FAIRFIELD — The Fairfield Community School District has agreed to officially sanction middle school baseball and softball as school-sponsored activities. But with the uncertainty surrounding the outbreak of the coronavirus, the district’s young ballplayers might have to wait until next year to hear the umpire yell, “play ball!”
Fairfield Activities Director Jeff Coutright said the middle school baseball and softball seasons are scheduled to begin at the end of May, after the conclusion of middle school track season. The baseball and softball seasons were to last through the beginning of July, but now it’s unclear if it will start on time or at all. Iowa Gov. Kim Reynolds suspended athletic events until April 14, and recommended that all schools remain closed until that time.
Eliminating the seventh-grade ‘gap’
Until this year, middle school students in the district who wished to play softball or baseball had to join a private, traveling team from the area. Eighth-graders had the option of trying out for the high school team, since baseball and softball are the only two sports that allow eighth-graders to play with high-schoolers. Seventh-graders were caught in a sort of no man’s land because they were too old to play in Little League, but too young to play for the high school teams. Courtright said one of the reasons the district has made middle school baseball and softball school sports is to eliminate that gap.
For many years, middle school students who wished to play ball could join a team on the Babe Ruth League for early teenagers. At one point, the league had eight teams in Fairfield alone. Over time, participation numbers dwindled and the league ultimately folded. It sold its diamond near the Jefferson County Fairgrounds to the Jefferson County Fair Board.
Courtright said that middle school baseball was not recognized as a state-sanctioned sport until this year. Softball, on the other hand, has been a state-sanctioned sport, but Fairfield has not fielded a team.
“The only school in our conference with middle school softball is Washington,” Courtright said. “A lot of middle school leagues originated in small towns” because they could only field one team, so they played against neighboring towns. Cities like Fairfield were able to support multiple teams that could play each other without having to travel, and thus had no need to be school-sanctioned.
Courtright said the district took a survey of seventh-graders to see how many were interested in playing either baseball or softball. The survey revealed that one in every three boys and one in every four girls expressed an interest in playing America’s pastime.
“We’re hoping kids will take advantage of this opportunity,” Courtright said. “It’ll be hard to know how many will join until the first day of practice, but I think the kids will be hungry for this kind of thing.”

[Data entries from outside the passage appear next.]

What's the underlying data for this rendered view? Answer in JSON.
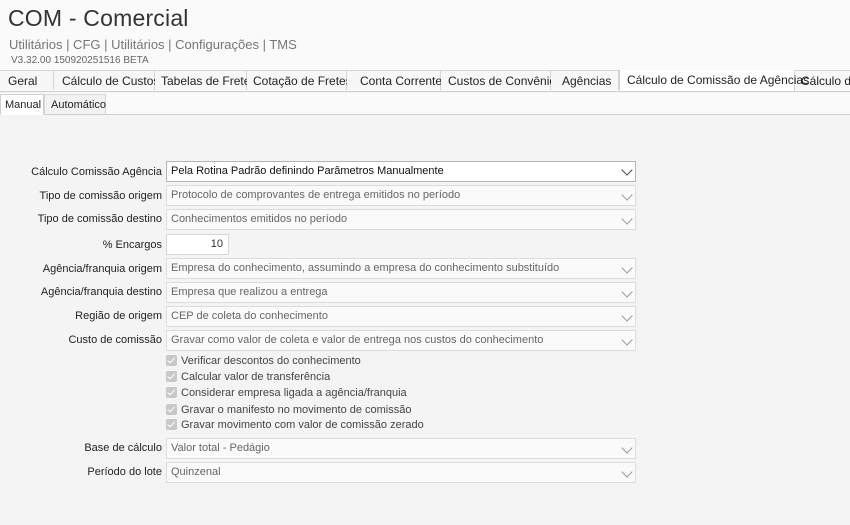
{
  "header": {
    "title": "COM - Comercial",
    "breadcrumb": "Utilitários | CFG | Utilitários | Configurações | TMS",
    "version": "V3.32.00 150920251516 BETA"
  },
  "tabs": [
    {
      "label": "Geral",
      "active": false
    },
    {
      "label": "Cálculo de Custos",
      "active": false
    },
    {
      "label": "Tabelas de Frete",
      "active": false
    },
    {
      "label": "Cotação de Fretes",
      "active": false
    },
    {
      "label": "Conta Corrente",
      "active": false
    },
    {
      "label": "Custos de Convênio",
      "active": false
    },
    {
      "label": "Agências",
      "active": false
    },
    {
      "label": "Cálculo de Comissão de Agências",
      "active": true
    },
    {
      "label": "Cálculo de",
      "active": false
    }
  ],
  "subtabs": [
    {
      "label": "Manual",
      "active": true
    },
    {
      "label": "Automático",
      "active": false
    }
  ],
  "form": {
    "calculo_comissao": {
      "label": "Cálculo Comissão Agência",
      "value": "Pela Rotina Padrão definindo Parâmetros Manualmente"
    },
    "tipo_origem": {
      "label": "Tipo de comissão origem",
      "value": "Protocolo de comprovantes de entrega emitidos no período"
    },
    "tipo_destino": {
      "label": "Tipo de comissão destino",
      "value": "Conhecimentos emitidos no período"
    },
    "encargos": {
      "label": "% Encargos",
      "value": "10"
    },
    "agencia_origem": {
      "label": "Agência/franquia origem",
      "value": "Empresa do conhecimento, assumindo a empresa do conhecimento substituído"
    },
    "agencia_destino": {
      "label": "Agência/franquia destino",
      "value": "Empresa que realizou a entrega"
    },
    "regiao_origem": {
      "label": "Região de origem",
      "value": "CEP de coleta do conhecimento"
    },
    "custo_comissao": {
      "label": "Custo de comissão",
      "value": "Gravar como valor de coleta e valor de entrega nos custos do conhecimento"
    },
    "checks": [
      {
        "label": "Verificar descontos do conhecimento",
        "checked": true
      },
      {
        "label": "Calcular valor de transferência",
        "checked": true
      },
      {
        "label": "Considerar empresa ligada a agência/franquia",
        "checked": true
      },
      {
        "label": "Gravar o manifesto no movimento de comissão",
        "checked": true
      },
      {
        "label": "Gravar movimento com valor de comissão zerado",
        "checked": true
      }
    ],
    "base_calculo": {
      "label": "Base de cálculo",
      "value": "Valor total - Pedágio"
    },
    "periodo_lote": {
      "label": "Período do lote",
      "value": "Quinzenal"
    }
  }
}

Practice, games at O.B. Nelson
Since the high school teams will use the baseball and softball fields south of the middle school, the middle school teams needed diamonds of their own to practice on and perhaps play their games. District representatives met with Fairfield Park & Recreation Department to see if the school could use the diamonds at O.B. Nelson Park, and the city agreed. O.B. Nelson, on the south side of Fairfield, has one softball field, one baseball field, and a third field used for practice but not games.
Courtright said the general public will still be able to use the fields more or less like it always has, with a few exceptions. School dismisses at 3:30 p.m., and the students would use the fields shortly after that. Courtright said the current schedule calls for 10 doubleheader events during the season, about two per week. Some of those will be home games and the others away. Furthermore, not all of them will be played at O.B. Nelson Park.

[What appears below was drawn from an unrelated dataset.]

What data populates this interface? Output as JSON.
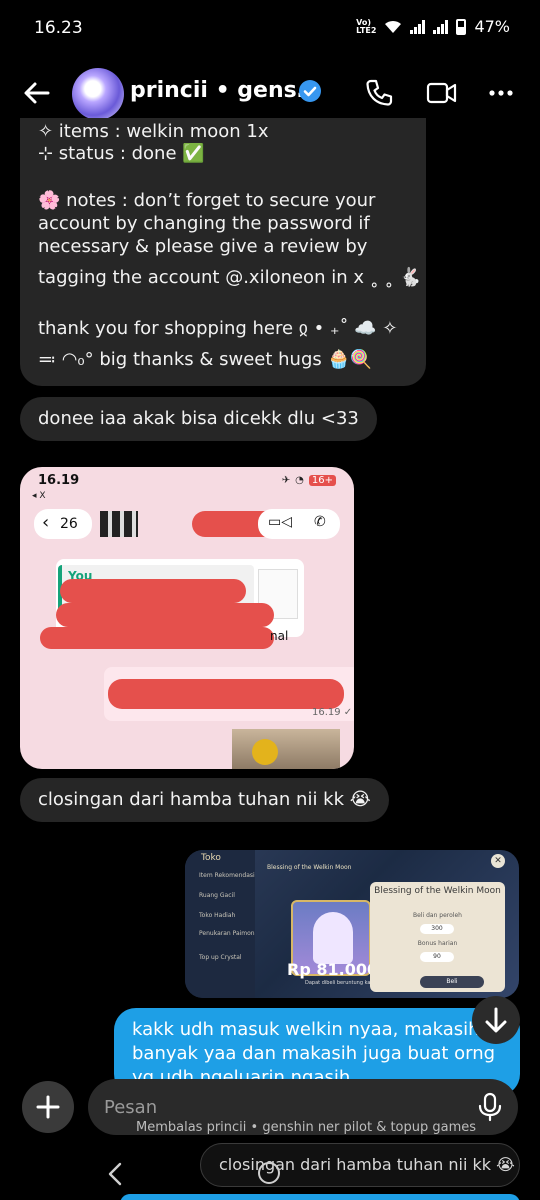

In fact, Courtright envisions that the middle school ballplayers will mainly use the fields at O.B. Nelson for practice, but otherwise play their games at the fields directly south of the middle school where the high school plays. If the high school teams are using those fields, then the fields at O.B. Nelson could be used for games.

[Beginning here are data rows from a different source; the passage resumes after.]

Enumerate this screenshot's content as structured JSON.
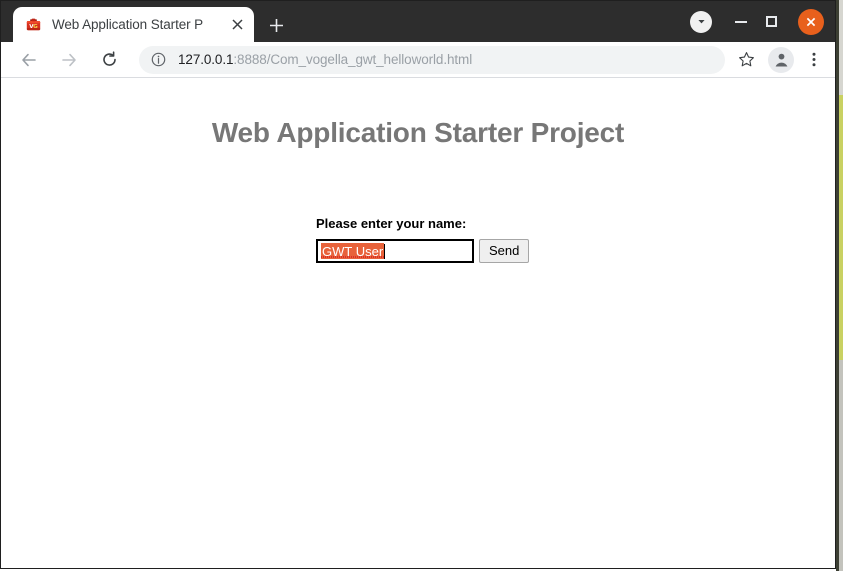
{
  "browser": {
    "tab": {
      "title": "Web Application Starter P",
      "favicon_name": "gwt-toolbox-favicon",
      "close_label": "×"
    },
    "new_tab_label": "+",
    "window_controls": {
      "download_label": "▾",
      "minimize_label": "",
      "maximize_label": "",
      "close_label": "✕"
    },
    "toolbar": {
      "back_label": "←",
      "forward_label": "→",
      "reload_label": "↻",
      "info_label": "i",
      "url_host": "127.0.0.1",
      "url_path": ":8888/Com_vogella_gwt_helloworld.html",
      "url_full": "127.0.0.1:8888/Com_vogella_gwt_helloworld.html",
      "bookmark_label": "☆",
      "menu_label": "⋮"
    }
  },
  "page": {
    "title": "Web Application Starter Project",
    "form": {
      "name_label": "Please enter your name:",
      "name_value": "GWT User",
      "name_placeholder": "",
      "send_label": "Send"
    }
  },
  "colors": {
    "selection_highlight": "#e8623a",
    "window_close": "#e8601c",
    "tab_strip": "#2d2d2d",
    "page_title": "#777777",
    "desktop_green": "#c9d162"
  }
}
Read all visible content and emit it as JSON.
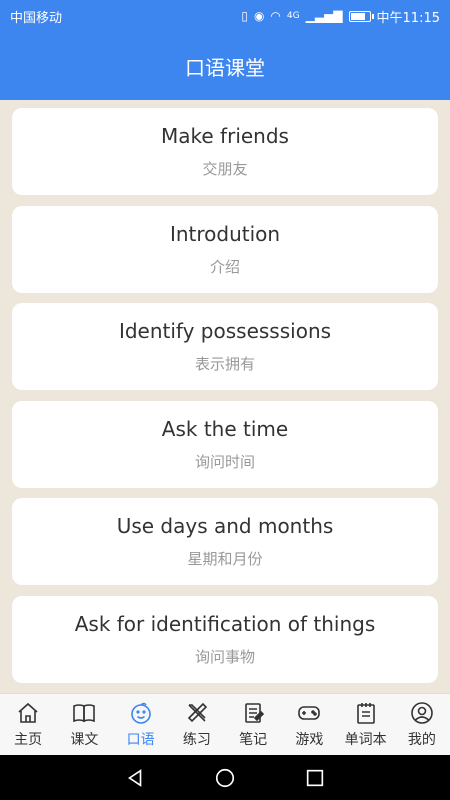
{
  "status_bar": {
    "carrier": "中国移动",
    "signal_label": "4G",
    "time": "中午11:15",
    "battery_level": 0.85
  },
  "header": {
    "title": "口语课堂"
  },
  "lessons": [
    {
      "title": "Make friends",
      "subtitle": "交朋友"
    },
    {
      "title": "Introdution",
      "subtitle": "介绍"
    },
    {
      "title": "Identify possesssions",
      "subtitle": "表示拥有"
    },
    {
      "title": "Ask the time",
      "subtitle": "询问时间"
    },
    {
      "title": "Use days and months",
      "subtitle": "星期和月份"
    },
    {
      "title": "Ask for identification of things",
      "subtitle": "询问事物"
    }
  ],
  "tabbar": {
    "active_color": "#3d86f0",
    "items": [
      {
        "label": "主页",
        "icon": "home-icon"
      },
      {
        "label": "课文",
        "icon": "book-icon"
      },
      {
        "label": "口语",
        "icon": "smile-face-icon",
        "active": true
      },
      {
        "label": "练习",
        "icon": "pencil-ruler-icon"
      },
      {
        "label": "笔记",
        "icon": "notebook-icon"
      },
      {
        "label": "游戏",
        "icon": "gamepad-icon"
      },
      {
        "label": "单词本",
        "icon": "calendar-notebook-icon"
      },
      {
        "label": "我的",
        "icon": "user-icon"
      }
    ]
  }
}
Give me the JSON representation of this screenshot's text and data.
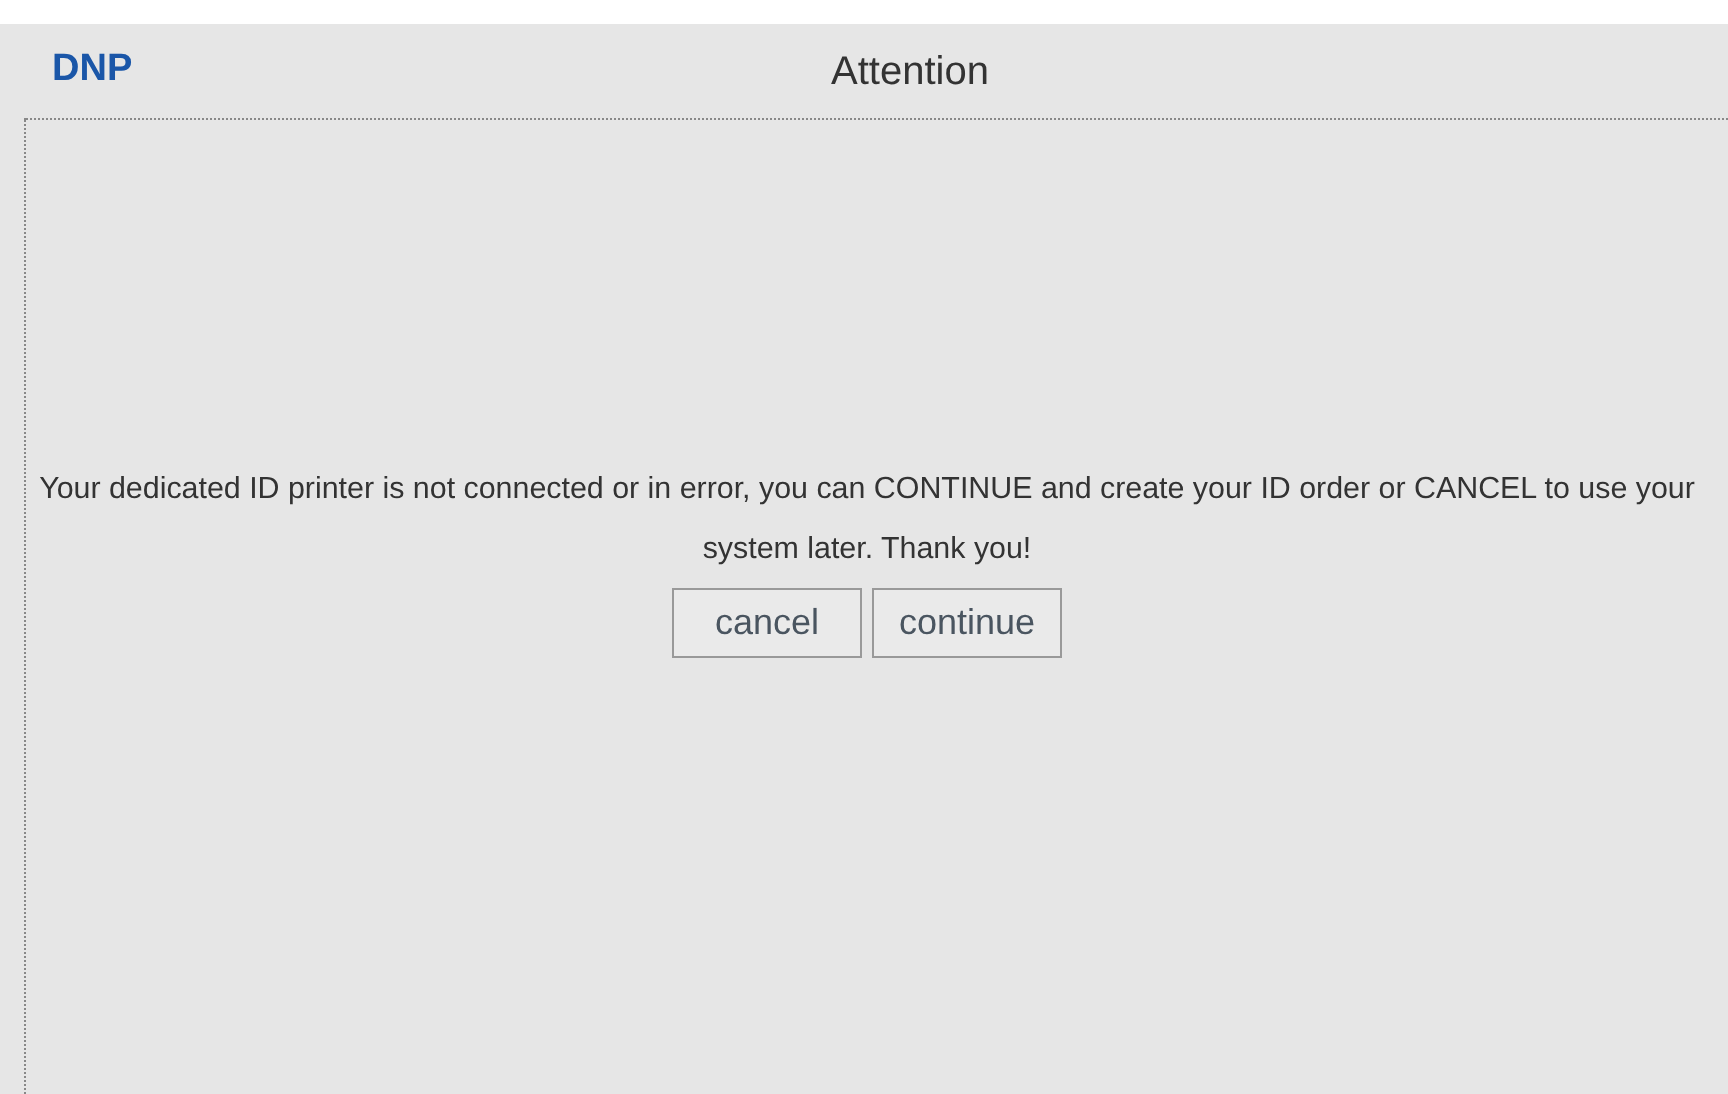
{
  "logo": "DNP",
  "title": "Attention",
  "message": "Your dedicated ID printer is not connected or in error, you can CONTINUE and create your ID order or CANCEL to use your system later. Thank you!",
  "buttons": [
    "cancel",
    "continue"
  ]
}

Fairfield Park and Rec Director Calvin Todd said he doesn’t think the middle school’s use of the fields will affect the general public much, either.
“We have some adult slow pitch leagues that use those fields, but the middle schoolers won’t be going late into the evening,” he said. “Once the students are done, [the slow pitch leagues] will be able to play after them. If the school is hosting a game, we might have to move league to another night. This will not be a problem for our current programming.”
In addition to slow-pitch leagues, youth baseball and softball leagues practice at O.B. Nelson.
Calvin said the school is not paying the city anything to use the fields because they are a public service. Any member of the public can use them for free.